I think many people, like me, think that quantitative trading is to use very advanced software, high frequency, to get the spread. Actually, it's not. The essence of quantitative trading is to establish a concise mathematical model through past experience, and then test it with a small amount of money. After the test is passed (test procedure is required), it can be operated with relatively large funds.
The following is the most critical: the mathematical model can be complex or simple. It's like investors have their own profit ideas, and they organize their ideas into models, some simple and some complicated. The point here is to use a mathematical model, not the imagination of the human brain.
Transactions can be automatic or manual. Actually, that's not the point Manual trading is also quantitative trading.
The biggest difference between quantitative trading and manual trading is that quantitative trading can run 24 hours as long as the program is set. Moreover, people sometimes want to sleep and have fun, and may miss the prime time of trading, which is the biggest advantage of trading.
Varieties with price curves can be quantitatively traded, not only stocks, futures, but also blockchains, such as real estate, but the cycle may be a bit long, so it is essentially the same to upgrade various assets with great differences to a mathematical level, that is, fluctuation curves, and sometimes the curves are partially repeated.
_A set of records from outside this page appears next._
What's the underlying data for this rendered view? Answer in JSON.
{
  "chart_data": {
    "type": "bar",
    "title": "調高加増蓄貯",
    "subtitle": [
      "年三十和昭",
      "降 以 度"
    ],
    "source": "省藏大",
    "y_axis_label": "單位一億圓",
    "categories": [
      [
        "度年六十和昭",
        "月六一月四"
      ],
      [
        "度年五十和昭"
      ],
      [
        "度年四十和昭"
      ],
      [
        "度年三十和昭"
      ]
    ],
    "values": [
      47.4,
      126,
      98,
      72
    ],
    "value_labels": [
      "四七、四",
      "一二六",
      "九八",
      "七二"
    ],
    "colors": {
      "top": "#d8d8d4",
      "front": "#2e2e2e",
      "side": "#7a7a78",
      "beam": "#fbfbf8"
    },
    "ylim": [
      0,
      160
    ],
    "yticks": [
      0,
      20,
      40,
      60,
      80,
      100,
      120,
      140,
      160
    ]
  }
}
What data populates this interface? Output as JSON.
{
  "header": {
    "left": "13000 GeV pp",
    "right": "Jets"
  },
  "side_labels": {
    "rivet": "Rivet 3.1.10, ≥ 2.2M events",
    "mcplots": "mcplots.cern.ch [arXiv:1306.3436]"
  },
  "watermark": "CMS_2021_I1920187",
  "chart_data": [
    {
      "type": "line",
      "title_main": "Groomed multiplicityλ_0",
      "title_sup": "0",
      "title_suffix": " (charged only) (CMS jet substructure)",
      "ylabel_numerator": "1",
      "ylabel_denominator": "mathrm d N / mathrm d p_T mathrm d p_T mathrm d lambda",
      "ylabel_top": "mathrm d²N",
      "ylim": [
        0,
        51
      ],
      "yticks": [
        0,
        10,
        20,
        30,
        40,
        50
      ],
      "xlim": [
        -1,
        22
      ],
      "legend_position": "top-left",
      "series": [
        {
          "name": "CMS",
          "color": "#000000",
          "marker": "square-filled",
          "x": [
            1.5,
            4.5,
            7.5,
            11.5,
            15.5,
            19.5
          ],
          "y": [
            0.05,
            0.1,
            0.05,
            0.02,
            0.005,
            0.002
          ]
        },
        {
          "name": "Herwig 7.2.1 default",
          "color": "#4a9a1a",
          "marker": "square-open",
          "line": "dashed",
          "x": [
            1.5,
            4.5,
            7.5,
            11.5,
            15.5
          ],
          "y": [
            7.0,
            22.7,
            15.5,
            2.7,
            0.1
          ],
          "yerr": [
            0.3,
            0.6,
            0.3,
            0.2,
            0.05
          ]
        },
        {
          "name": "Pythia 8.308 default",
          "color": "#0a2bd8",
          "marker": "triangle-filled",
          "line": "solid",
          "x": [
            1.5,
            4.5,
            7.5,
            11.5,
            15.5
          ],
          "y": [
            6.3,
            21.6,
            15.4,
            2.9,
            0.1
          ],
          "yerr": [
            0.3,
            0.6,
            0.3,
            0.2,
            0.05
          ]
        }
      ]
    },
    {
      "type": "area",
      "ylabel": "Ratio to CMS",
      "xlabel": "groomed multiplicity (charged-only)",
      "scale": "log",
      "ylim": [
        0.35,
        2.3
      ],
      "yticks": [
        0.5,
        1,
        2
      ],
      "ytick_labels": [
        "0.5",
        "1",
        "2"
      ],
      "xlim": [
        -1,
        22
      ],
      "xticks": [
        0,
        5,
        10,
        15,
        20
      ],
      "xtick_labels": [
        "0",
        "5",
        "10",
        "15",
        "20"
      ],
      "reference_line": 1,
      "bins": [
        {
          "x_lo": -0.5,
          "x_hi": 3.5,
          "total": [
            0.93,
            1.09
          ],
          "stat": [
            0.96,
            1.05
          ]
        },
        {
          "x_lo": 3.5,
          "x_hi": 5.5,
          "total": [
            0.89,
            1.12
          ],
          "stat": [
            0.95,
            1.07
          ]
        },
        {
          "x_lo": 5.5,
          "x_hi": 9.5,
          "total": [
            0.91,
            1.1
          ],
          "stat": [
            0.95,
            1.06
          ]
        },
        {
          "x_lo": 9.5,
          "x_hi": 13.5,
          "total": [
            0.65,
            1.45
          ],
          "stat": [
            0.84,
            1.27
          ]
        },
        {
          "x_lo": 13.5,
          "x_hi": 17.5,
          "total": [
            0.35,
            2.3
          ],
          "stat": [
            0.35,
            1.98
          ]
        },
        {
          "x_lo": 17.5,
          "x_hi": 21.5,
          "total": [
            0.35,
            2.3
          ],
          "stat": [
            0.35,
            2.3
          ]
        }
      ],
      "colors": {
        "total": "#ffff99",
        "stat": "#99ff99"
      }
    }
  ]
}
After learning this lesson, I got several big gains.
First, even if quantitative trading is not used, the exchanges we choose must be among the top three and five in the world, because the mainstream exchanges can stick to the end and will not run away. Mainstream exchanges are easier to trade because they are deep enough.
Second, quantitative trading must have enough experience and a lot of training, and must not use leverage.
Third, quantitative trading also needs enough experience and data to sum up a set of algorithms, and different currencies will be very different. In fact, quantitative trading is an idea, and it is not necessary to use it. How advanced computers and models you can usually make a lot of summaries. As long as this summary is valid, this is your own quantitative trading formula or model.